DC-SIGN Binds Preferentially Highly Glycosylated IgM to Trigger Classical BCR Signaling in Follicular Lymphoma

BCR is supposed to deliver key stimulatory signals to malignant B cells in various mature hematological malignancies. In follicular lymphoma (FL), unlike in aggressive lymphomas, very few genetic alterations in BCR signaling pathway have been described, and BCR activation has been reported to rely on the dynamic interaction of mannosylated Ig with C-type lectins, such as Mannose receptor (MR) and DC-SIGN. In fact, the variable regions of FL Ig genes are characterized by the specific accumulation of N-glycan motifs introduced by the somatic hypermutation process and positively selected during lymphomagenesis. BCR activation is thus induced by an antigen-independent functional bridge between FL B cells and lectin-expressing non-malignant cells within tumor cell niche. In agreement, FL cells are well known to be strongly dependent on their microenvironment, including in particular stromal cells, CD4^pos T cells, and macrophages that collectively support malignant cell growth and suppress antitumor immune response. In particular, a high number of infiltrating tumor associated macrophages (TAM) is associated with poor prognosis in patients treated by conventional therapy. Since DC-SIGN and MR are expressed by myeloid cells, we explored the possibility that they could trigger FL BCR activation in vitro and in situ.

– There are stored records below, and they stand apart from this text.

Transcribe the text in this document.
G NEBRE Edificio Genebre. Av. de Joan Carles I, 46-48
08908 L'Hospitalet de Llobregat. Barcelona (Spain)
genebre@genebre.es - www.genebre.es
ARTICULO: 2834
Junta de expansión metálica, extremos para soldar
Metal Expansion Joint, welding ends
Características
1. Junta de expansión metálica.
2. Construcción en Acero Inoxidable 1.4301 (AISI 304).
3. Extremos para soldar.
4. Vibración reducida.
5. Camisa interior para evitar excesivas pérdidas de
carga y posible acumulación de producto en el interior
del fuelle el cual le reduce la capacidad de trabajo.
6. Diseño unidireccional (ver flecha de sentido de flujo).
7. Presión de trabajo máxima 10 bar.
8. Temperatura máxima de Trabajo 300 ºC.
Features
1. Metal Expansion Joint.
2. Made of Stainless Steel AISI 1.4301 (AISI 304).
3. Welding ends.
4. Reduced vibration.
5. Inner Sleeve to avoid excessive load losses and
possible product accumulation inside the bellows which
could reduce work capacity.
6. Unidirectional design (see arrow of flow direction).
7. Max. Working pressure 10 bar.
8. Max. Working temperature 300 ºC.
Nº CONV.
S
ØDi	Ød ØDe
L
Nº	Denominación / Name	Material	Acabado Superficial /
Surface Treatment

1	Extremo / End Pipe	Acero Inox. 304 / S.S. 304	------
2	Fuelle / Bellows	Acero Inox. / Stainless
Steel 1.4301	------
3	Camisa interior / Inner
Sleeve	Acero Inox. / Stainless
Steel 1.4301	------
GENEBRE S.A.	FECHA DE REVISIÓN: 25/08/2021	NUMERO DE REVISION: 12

We first demonstrated that primary FL B cells of IgM isotype exhibited a higher response to anti-Ig triggering than normal germinal center B cells, as highlighted by phosphorylation of CD79a, Syk, BLNK, and Erk. Interestingly, IgG-expressing FL B cells showed reduced BCR activation compared to IgM-expressing malignant B cells, an observation that shed new light on the potential role of allelic paradox in FL, where malignant B cells essentially express membrane IgM despite active class-switch recombination on the translocated allele. Furthermore, only IgM-expressing FL cells were able to bind recombinant DC-SIGN with variable affinity, correlated to the level of glycosylation of Ig. Crosslinking of FL IgM by DC-SIGN induces an immune complex where CD19 was detected and led to a sustained phosphorylation of Syk, Akt, and Erk, whereas crosslinking by anti-IgM antibodies triggered a quick and transient activation. Co-culture of FL cells expressing highly glycosylated IgM with DC-SIGN^hi M2 macrophages, unlike with DC-SIGN^lo M1 macrophages, led to relocalization of DC-SIGN at the M2/B-cell interface and activation of Syk, Akt, and Erk in malignant B cells. Interestingly, M2-dependent activation of Erk was abrogated by BCR inhibitors such as imatinib. Finally, IL-4, which is overexpressed by infiltrating CD4^pos follicular helper T cells in FL, upregulated DC-SIGN expression on macrophages, thus favoring such BCR-dependent crosstalk.

Overall, our results support the hypothesis that glycosylated BCR contributes to DC-SIGN-dependent activation in FL and reveal the role of IgM isotype in this process. Such study paves the way for a better understanding of TAM/B cell crosstalk, which could constitute an important therapeutic target in this still fatal malignancy.